Die Fakten, Orte und Erinnerungen zum Thema Zwangsarbeit liegen nicht auf der Straße. Wer von den Schicksalen der Zwangsarbeiter:innen erfahren möchte, muss in die Archive gehen, private Unterlagen sichten, zuhören und Teile zusammenfügen. Eine systematische Aufarbeitung des Themas für den Soldiner Kiez oder den Wedding gibt es nicht. Bisher gibt es einzelne Puzzle-Steine. Christian Weber vom Dokumentationszentrum NS Zwangsarbeit in Schöneweide hatte es für die fast 50 Teilnehmenden des Kiezspaziergangs übernommen, die vorhandenen Informationen zu vermitteln. Von der Fabrik Osloer Straße bis fast zum Bahnhof Wollankstraße führte der Spaziergang an der Panke entlang. An sechs Stationen machte die Gruppe halt und erfuhr von den Menschen, die an den Stationen in Holzbaracken lebten oder Zwangsarbeit leisteten.

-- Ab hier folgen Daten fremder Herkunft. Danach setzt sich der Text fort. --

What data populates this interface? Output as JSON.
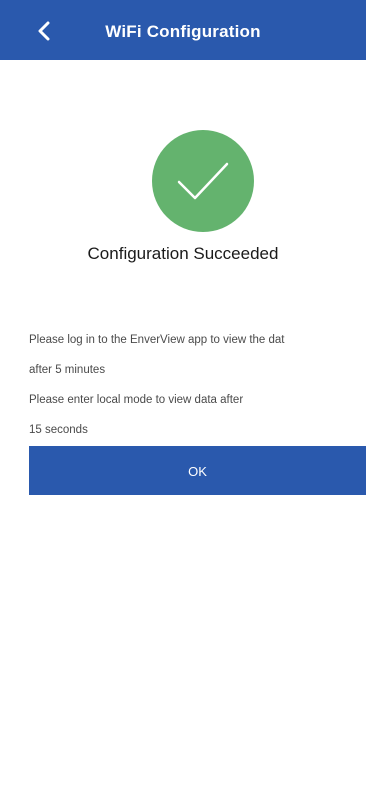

Als 17-jähriger verschleppt und zur Arbeit gezwungen
So erfuhren die Teilnehmer:innen des Spaziergangs zum Beispiel von Nikolai Tandura, der in einer Baracke am heutigen Werner-Kluge-Sportplatz in der Kühnemannstraße wohnte und in der Maschinenfabrik A. Roller (heute Fabrik Osloer Straße) für die Rüstungsindustrie arbeiten musste. Als 17-jähriger war der Urkainer 1942 in den Wedding verschleppt worden. Christian Weber skizzierte den Weg des Zwangsarbeiters, las einige kurze Erinnerungen vor, die er 2004 bei einem Besuch seines früheren Zwangsarbeitsplatzes im Soldiner Kiez hinterlassen hat.

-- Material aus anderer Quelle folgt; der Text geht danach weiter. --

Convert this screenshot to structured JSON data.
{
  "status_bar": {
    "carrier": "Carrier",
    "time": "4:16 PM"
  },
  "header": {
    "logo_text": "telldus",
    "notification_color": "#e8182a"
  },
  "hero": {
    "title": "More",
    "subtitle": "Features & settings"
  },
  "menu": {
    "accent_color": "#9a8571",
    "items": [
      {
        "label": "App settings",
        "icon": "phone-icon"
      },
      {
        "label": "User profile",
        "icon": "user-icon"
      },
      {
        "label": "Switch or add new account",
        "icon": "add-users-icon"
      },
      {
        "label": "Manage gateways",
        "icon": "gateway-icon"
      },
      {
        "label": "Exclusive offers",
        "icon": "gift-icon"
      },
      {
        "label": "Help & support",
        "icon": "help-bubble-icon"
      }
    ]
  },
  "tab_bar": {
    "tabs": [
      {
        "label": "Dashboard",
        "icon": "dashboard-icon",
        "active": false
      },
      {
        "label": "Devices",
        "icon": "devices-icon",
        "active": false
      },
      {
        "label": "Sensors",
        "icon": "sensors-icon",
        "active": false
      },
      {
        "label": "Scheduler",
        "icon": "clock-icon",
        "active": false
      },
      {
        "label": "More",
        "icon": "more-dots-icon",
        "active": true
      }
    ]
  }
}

Weitere Schicksale kamen zur Sprache, sie zeugen von von einem Alltag unter Zwang, von Gewalt und menschenunwürdigen Bedingungen für die Zwangsarbeiter:innen. „Es waren Millionen von Menschen betroffen. Mindestens 13 Millionen Menschen wurden innerhalb des Deutschen Reiches als Zwangsarbeiter:innen eingesetzt, allein in Berlin waren es während des Zweiten Weltkriegs fast eine halbe Million Menschen“, ordnete Christian Weber die Einzelschicksale ein. Dass überall auch an der Panke Baracken und Lager für diese Menschen standen, wunderte die Teilnehmenden des Kiezspaziergangs daher nicht auch wenn von ihnen heute nichts mehr zu sehen ist. Ohne kompetente Unterstützung könnte man heute die Spuren nicht mehr finden.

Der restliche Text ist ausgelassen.